The best crypto you've never heard of, brought to you by Phil Rogaway
Ruby implementation of Miscreant: Advanced symmetric encryption library which provides the AES-SIV (RFC 5297), AES-PMAC-SIV, and STREAM constructions. These algorithms are easy-to-use (or rather, hard-to-misuse) and support encryption of individual messages or message streams.
AES-SIV provides nonce-reuse misuse-resistance (NRMR): accidentally reusing a nonce with this construction is not a security catastrophe, unlike it is with more popular AES encryption modes like AES-GCM. With AES-SIV, the worst outcome of reusing a nonce is an attacker can see you've sent the same plaintext twice, as opposed to almost all other AES modes where it can facilitate chosen ciphertext attacks and/or full plaintext recovery.
For more information, see the toplevel README.md.
Have questions? Want to suggest a feature or change?
- Gitter: web-based chat about miscreant projects including miscreant.rb
- Google Group: join via web or email (miscreant-crypto+subscribe@googlegroups.com)

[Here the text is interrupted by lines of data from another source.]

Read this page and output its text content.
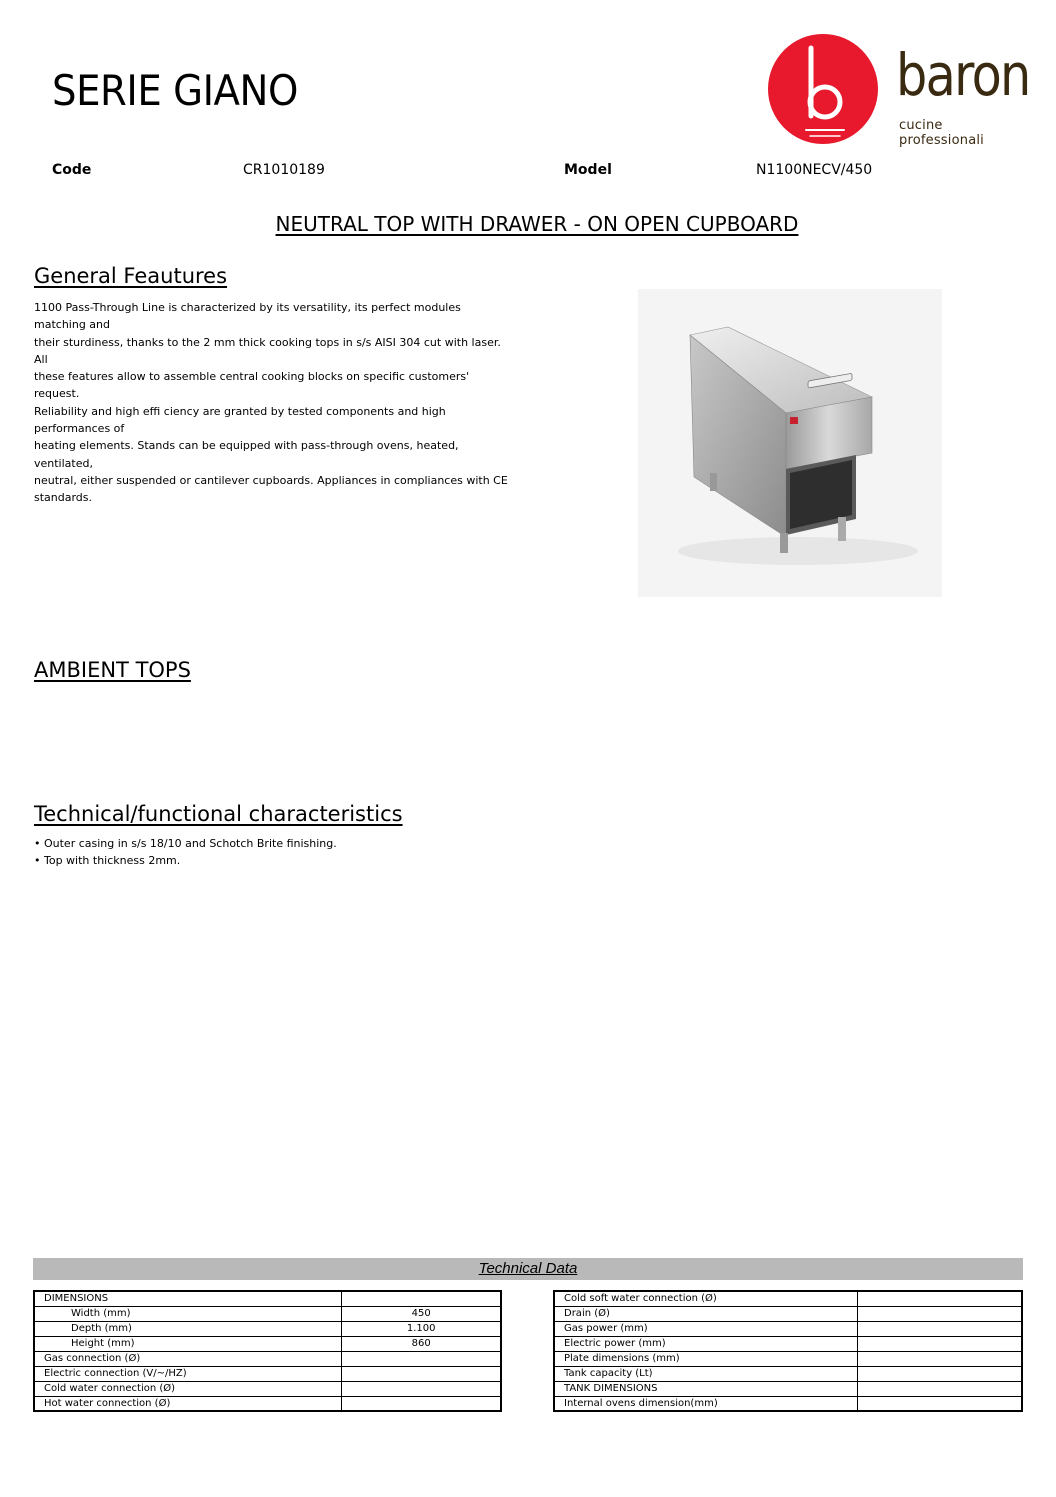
SERIE GIANO	baron
cucine professionali
Code	CR1010189	Model	N1100NECV/450
NEUTRAL TOP WITH DRAWER - ON OPEN CUPBOARD
General Feautures
1100 Pass-Through Line is characterized by its versatility, its perfect modules matching and
their sturdiness, thanks to the 2 mm thick cooking tops in s/s AISI 304 cut with laser. All
these features allow to assemble central cooking blocks on specific customers' request.
Reliability and high effi ciency are granted by tested components and high performances of
heating elements. Stands can be equipped with pass-through ovens, heated, ventilated,
neutral, either suspended or cantilever cupboards. Appliances in compliances with CE
standards.
AMBIENT TOPS
Technical/functional characteristics
• Outer casing in s/s 18/10 and Schotch Brite finishing.
• Top with thickness 2mm.
Technical Data
DIMENSIONS	
Width (mm)	450
Depth (mm)	1.100
Height (mm)	860
Gas connection (Ø)	
Electric connection (V/~/HZ)	
Cold water connection (Ø)	
Hot water connection (Ø)	
Cold soft water connection (Ø)	
Drain (Ø)	
Gas power (mm)	
Electric power (mm)	
Plate dimensions (mm)	
Tank capacity (Lt)	
TANK DIMENSIONS	
Internal ovens dimension(mm)	
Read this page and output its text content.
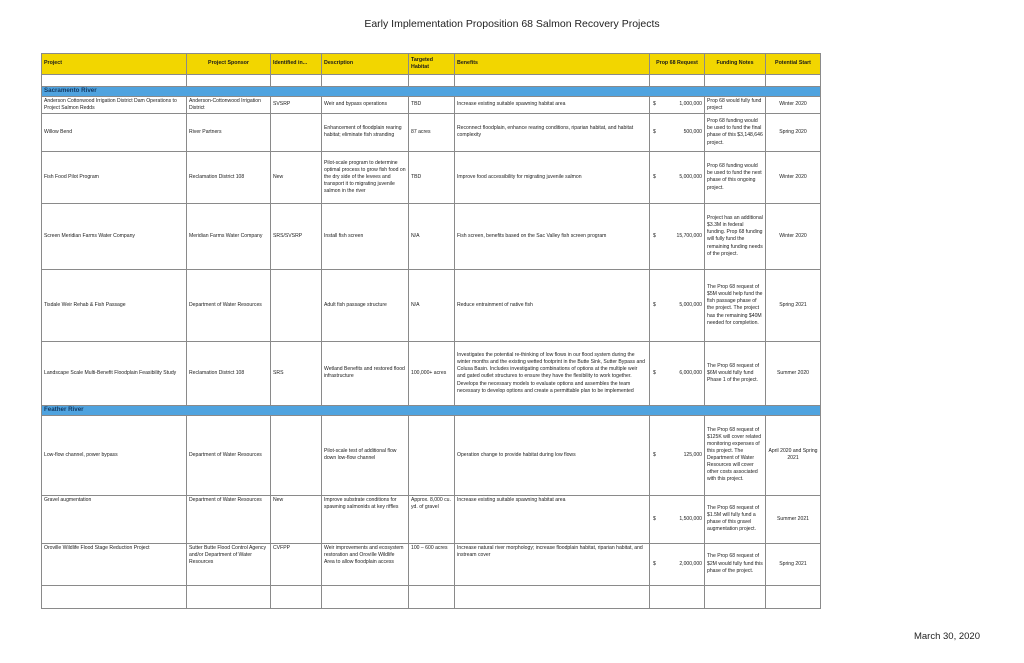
Early Implementation Proposition 68 Salmon Recovery Projects
Project	Project Sponsor	Identified in...	Description	Targeted Habitat	Benefits	Prop 68 Request	Funding Notes	Potential Start

Sacramento River								
Anderson Cottonwood Irrigation District Dam Operations to Project Salmon Redds	Anderson-Cottonwood Irrigation District	SVSRP	Weir and bypass operations	TBD	Increase existing suitable spawning habitat area	$ 1,000,000	Prop 68 would fully fund project	Winter 2020
Willow Bend	River Partners		Enhancement of floodplain rearing habitat; eliminate fish stranding	87 acres	Reconnect floodplain, enhance rearing conditions, riparian habitat, and habitat complexity	$ 500,000	Prop 68 funding would be used to fund the final phase of this $3,148,646 project.	Spring 2020
Fish Food Pilot Program	Reclamation District 108	New	Pilot-scale program to determine optimal process to grow fish food on the dry side of the levees and transport it to migrating juvenile salmon in the river	TBD	Improve food accessibility for migrating juvenile salmon	$ 5,000,000	Prop 68 funding would be used to fund the next phase of this ongoing project.	Winter 2020
Screen Meridian Farms Water Company	Meridian Farms Water Company	SRS/SVSRP	Install fish screen	N/A	Fish screen, benefits based on the Sac Valley fish screen program	$ 15,700,000	Project has an additional $3.3M in federal funding. Prop 68 funding will fully fund the remaining funding needs of the project.	Winter 2020
Tisdale Weir Rehab & Fish Passage	Department of Water Resources		Adult fish passage structure	N/A	Reduce entrainment of native fish	$ 5,000,000	The Prop 68 request of $5M would help fund the fish passage phase of the project. The project has the remaining $40M needed for completion.	Spring 2021
Landscape Scale Multi-Benefit Floodplain Feasibility Study	Reclamation District 108	SRS	Wetland Benefits and restored flood infrastructure	100,000+ acres	Investigates the potential re-thinking of low flows in our flood system during the winter months and the existing wetted footprint in the Butte Sink, Sutter Bypass and Colusa Basin. Includes investigating combinations of options at the multiple weir and gated outlet structures to ensure they have the flexibility to work together. Develops the necessary models to evaluate options and assembles the team necessary to develop options and create a permittable plan to be implemented	$ 6,000,000	The Prop 68 request of $6M would fully fund Phase 1 of the project.	Summer 2020
Feather River								
Low-flow channel, power bypass	Department of Water Resources		Pilot-scale test of additional flow down low-flow channel		Operation change to provide habitat during low flows	$ 125,000	The Prop 68 request of $125K will cover related monitoring expenses of this project. The Department of Water Resources will cover other costs associated with this project.	April 2020 and Spring 2021
Gravel augmentation	Department of Water Resources	New	Improve substrate conditions for spawning salmonids at key riffles	Approx. 8,000 cu. yd. of gravel	Increase existing suitable spawning habitat area	$ 1,500,000	The Prop 68 request of $1.5M will fully fund a phase of this gravel augmentation project.	Summer 2021
Oroville Wildlife Flood Stage Reduction Project	Sutter Butte Flood Control Agency and/or Department of Water Resources	CVFPP	Weir improvements and ecosystem restoration and Oroville Wildlife Area to allow floodplain access	100 – 600 acres	Increase natural river morphology; increase floodplain habitat, riparian habitat, and instream cover	$ 2,000,000	The Prop 68 request of $2M would fully fund this phase of the project.	Spring 2021

March 30, 2020
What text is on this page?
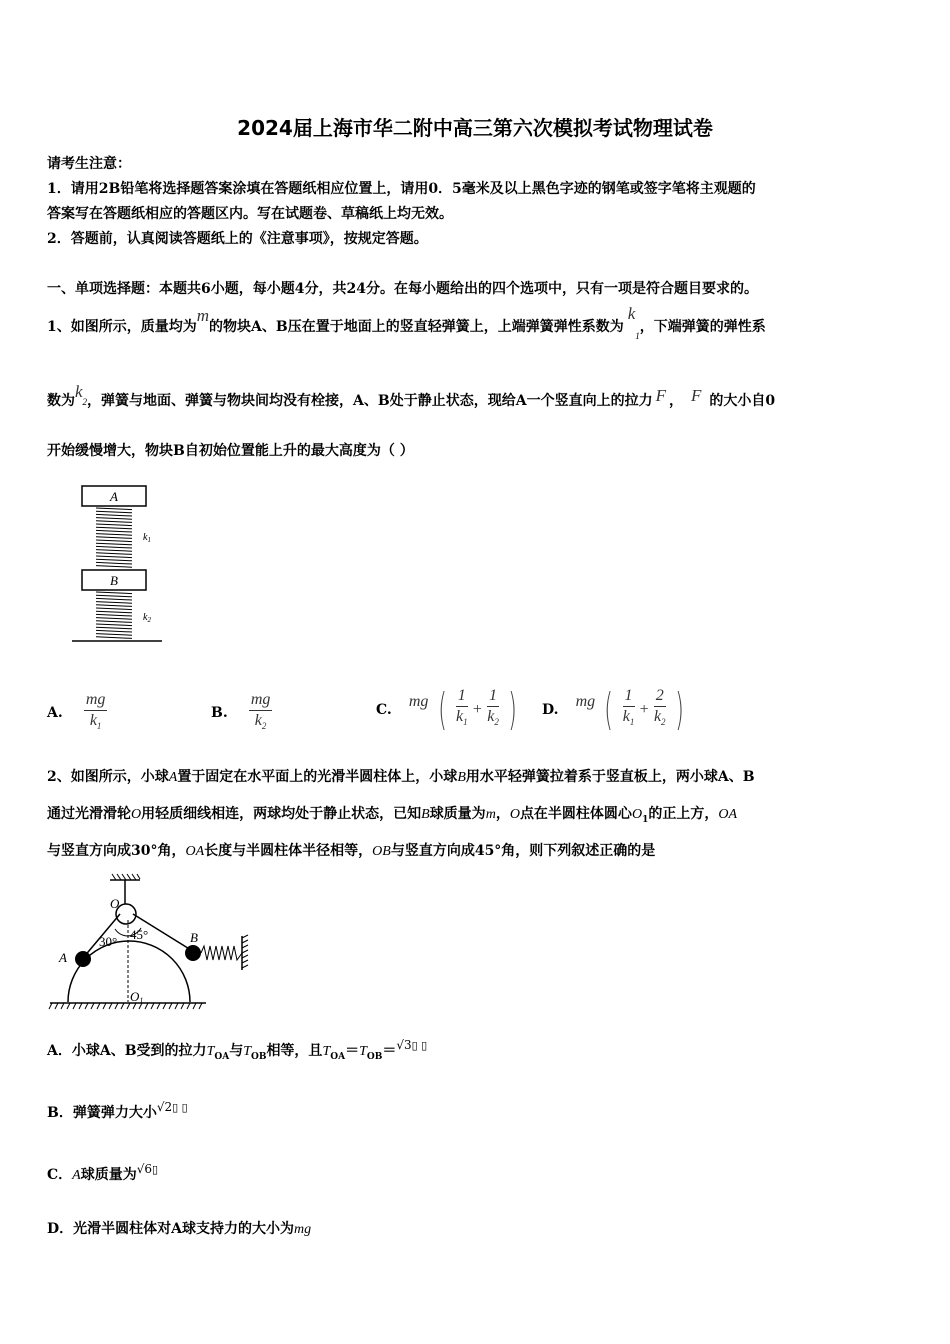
2024届上海市华二附中高三第六次模拟考试物理试卷
请考生注意：
1．请用2B铅笔将选择题答案涂填在答题纸相应位置上，请用0．5毫米及以上黑色字迹的钢笔或签字笔将主观题的
答案写在答题纸相应的答题区内。写在试题卷、草稿纸上均无效。
2．答题前，认真阅读答题纸上的《注意事项》，按规定答题。
一、单项选择题：本题共6小题，每小题4分，共24分。在每小题给出的四个选项中，只有一项是符合题目要求的。
1、如图所示，质量均为m的物块A、B压在置于地面上的竖直轻弹簧上，上端弹簧弹性系数为$k_1$，下端弹簧的弹性系
数为$k_2$，弹簧与地面、弹簧与物块间均没有栓接，A、B处于静止状态，现给A一个竖直向上的拉力 F ， F 的大小自0
开始缓慢增大，物块B自初始位置能上升的最大高度为（ ）
A
$k_1$
B
$k_2$
A. $\frac{mg}{k_1}$	B. $\frac{mg}{k_2}$	C. mg ( $\frac{1}{k_1} + \frac{1}{k_2}$ )	D. mg ( $\frac{1}{k_1} + \frac{2}{k_2}$ )
2、如图所示，小球A置于固定在水平面上的光滑半圆柱体上，小球B用水平轻弹簧拉着系于竖直板上，两小球A、B
通过光滑滑轮O用轻质细线相连，两球均处于静止状态，已知B球质量为m，O点在半圆柱体圆心$O_1$的正上方，OA
与竖直方向成30°角，OA长度与半圆柱体半径相等，OB与竖直方向成45°角，则下列叙述正确的是
O
30° 45°
A
B
O1
A．小球A、B受到的拉力$T_{OA}$与$T_{OB}$相等，且$T_{OA}=T_{OB}=√3^{▯ ▯}$
B．弹簧弹力大小√2▯ ▯
C．A球质量为√6▯
D．光滑半圆柱体对A球支持力的大小为mg
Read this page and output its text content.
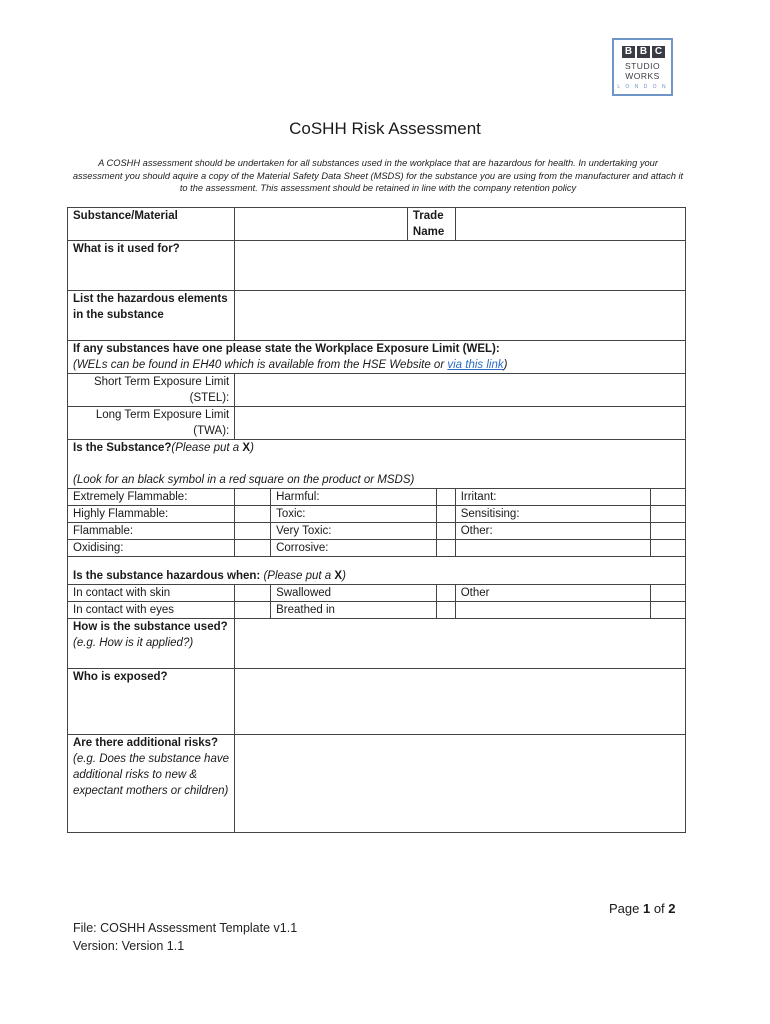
B B C
STUDIO
WORKS
L O N D O N
CoSHH Risk Assessment
A COSHH assessment should be undertaken for all substances used in the workplace that are hazardous for health. In undertaking your assessment you should aquire a copy of the Material Safety Data Sheet (MSDS) for the substance you are using from the manufacturer and attach it to the assessment. This assessment should be retained in line with the company retention policy
Substance/Material			Trade Name			
What is it used for?						
List the hazardous elements in the substance						

If any substances have one please state the Workplace Exposure Limit (WEL):
(WELs can be found in EH40 which is available from the HSE Website or via this link)						

Short Term Exposure Limit (STEL):						
Long Term Exposure Limit (TWA):						

Is the Substance?(Please put a X)
(Look for an black symbol in a red square on the product or MSDS)						

Extremely Flammable:		Harmful:			Irritant:	
Highly Flammable:		Toxic:			Sensitising:	
Flammable:		Very Toxic:			Other:	
Oxidising:		Corrosive:				
Is the substance hazardous when: (Please put a X)						
In contact with skin		Swallowed			Other	
In contact with eyes		Breathed in				

How is the substance used?
(e.g. How is it applied?)						

Who is exposed?						

Are there additional risks?
(e.g. Does the substance have additional risks to new & expectant mothers or children)						

Page 1 of 2
File: COSHH Assessment Template v1.1
Version: Version 1.1
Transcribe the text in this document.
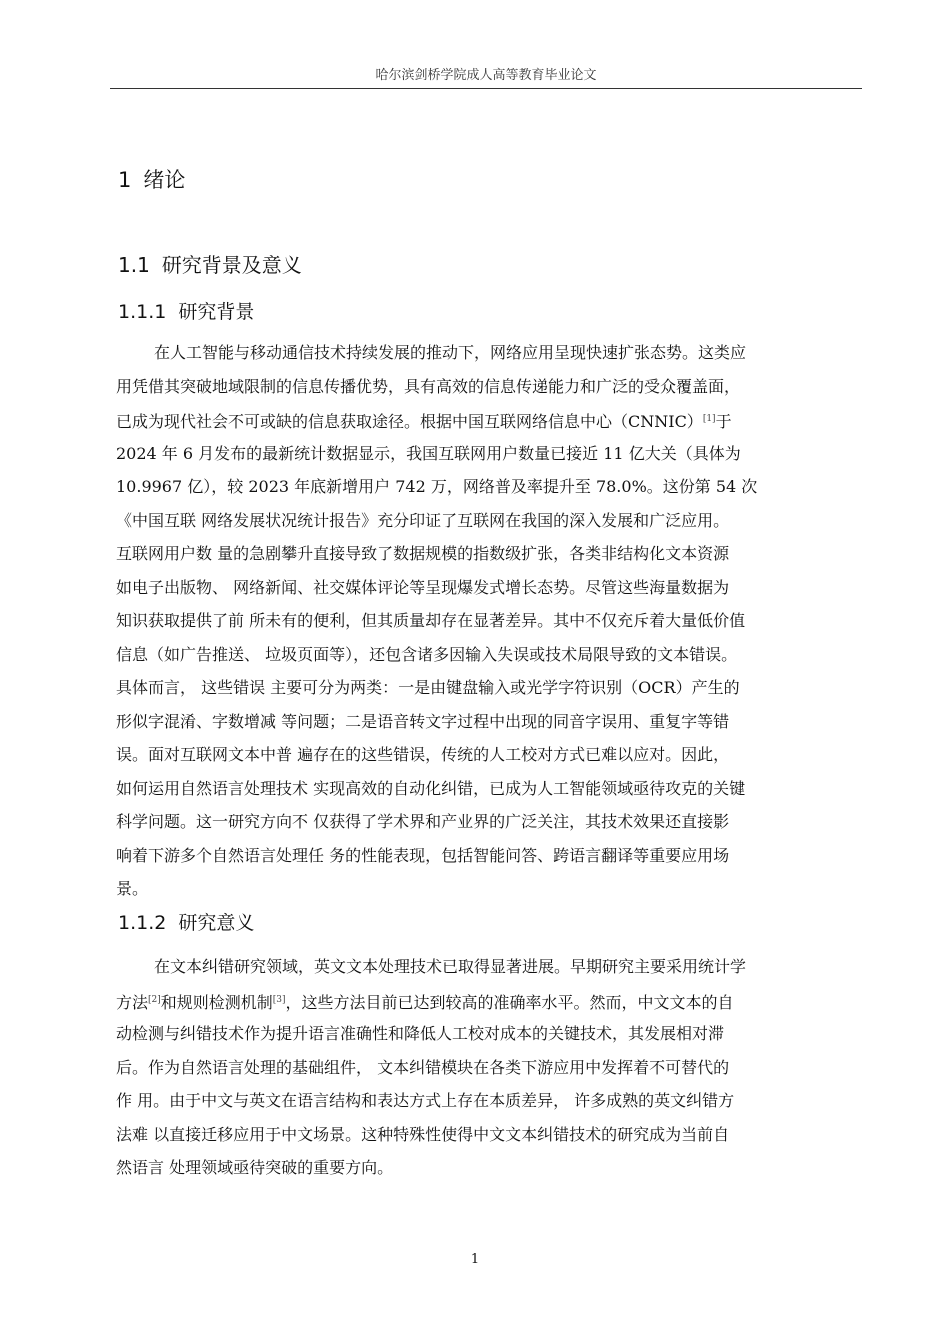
哈尔滨剑桥学院成人高等教育毕业论文
1 绪论
1.1 研究背景及意义
1.1.1 研究背景
在人工智能与移动通信技术持续发展的推动下，网络应用呈现快速扩张态势。这类应
用凭借其突破地域限制的信息传播优势，具有高效的信息传递能力和广泛的受众覆盖面，
已成为现代社会不可或缺的信息获取途径。根据中国互联网络信息中心（CNNIC）[1]于
2024 年 6 月发布的最新统计数据显示，我国互联网用户数量已接近 11 亿大关（具体为
10.9967 亿），较 2023 年底新增用户 742 万，网络普及率提升至 78.0%。这份第 54 次
《中国互联 网络发展状况统计报告》充分印证了互联网在我国的深入发展和广泛应用。
互联网用户数 量的急剧攀升直接导致了数据规模的指数级扩张，各类非结构化文本资源
如电子出版物、 网络新闻、社交媒体评论等呈现爆发式增长态势。尽管这些海量数据为
知识获取提供了前 所未有的便利，但其质量却存在显著差异。其中不仅充斥着大量低价值
信息（如广告推送、 垃圾页面等），还包含诸多因输入失误或技术局限导致的文本错误。
具体而言， 这些错误 主要可分为两类：一是由键盘输入或光学字符识别（OCR）产生的
形似字混淆、字数增减 等问题；二是语音转文字过程中出现的同音字误用、重复字等错
误。面对互联网文本中普 遍存在的这些错误，传统的人工校对方式已难以应对。因此，
如何运用自然语言处理技术 实现高效的自动化纠错，已成为人工智能领域亟待攻克的关键
科学问题。这一研究方向不 仅获得了学术界和产业界的广泛关注，其技术效果还直接影
响着下游多个自然语言处理任 务的性能表现，包括智能问答、跨语言翻译等重要应用场
景。
1.1.2 研究意义
在文本纠错研究领域，英文文本处理技术已取得显著进展。早期研究主要采用统计学
方法[2]和规则检测机制[3]，这些方法目前已达到较高的准确率水平。然而，中文文本的自
动检测与纠错技术作为提升语言准确性和降低人工校对成本的关键技术，其发展相对滞
后。作为自然语言处理的基础组件， 文本纠错模块在各类下游应用中发挥着不可替代的
作 用。由于中文与英文在语言结构和表达方式上存在本质差异， 许多成熟的英文纠错方
法难 以直接迁移应用于中文场景。这种特殊性使得中文文本纠错技术的研究成为当前自
然语言 处理领域亟待突破的重要方向。
1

Though this library is written by cryptographic professionals, it has not undergone a thorough security audit, and cryptographic professionals are still humans that make mistakes.
USE AT YOUR OWN RISK
This library is tested against the following MRI versions:
- 2.5
- 2.6
Other Ruby versions may work, but are not officially supported.
Add this line to your application's Gemfile:
gem "miscreant"
And then execute:
$ bundle
Or install it yourself as:
$ gem install miscreant
The Miscreant::AEAD
class provides the main interface to the AES-SIV misuse resistant authenticated encryption function.
To make a new instance, pass in a binary-encoded 32-byte or 64-byte key. Note that these options are twice the size of what you might be expecting (AES-SIV uses two AES keys).
secret_key = Miscreant::AEAD.generate_key
encryptor = Miscreant::AEAD.new("AES-SIV", secret_key)
The Miscreant::AEAD#seal
method encrypts a binary-encoded message along with a set of associated data message headers.
It's recommended to include a unique "nonce" value with each message. This prevents those who may be observing your ciphertexts from being able to tell if you encrypted the same message twice. However, unlike other cryptographic algorithms where using a nonce has catastrophic security implications such as key recovery, reusing a nonce with AES-SIV only leaks repeated ciphertexts to attackers.
Example:
message = "Hello, world!"
nonce = Miscreant::AEAD.generate_nonce
ciphertext = encryptor.seal(message, nonce: nonce)
The Miscreant::AEAD#open
method decrypts a binary-encoded ciphertext with the given key.
Example:
message = "Hello, world!"
nonce = Miscreant::AEAD.generate_nonce
ciphertext = encryptor.seal(message, nonce: nonce)
plaintext = encryptor.open(ciphertext, nonce: nonce)
We abide by the Contributor Covenant and ask that you do as well.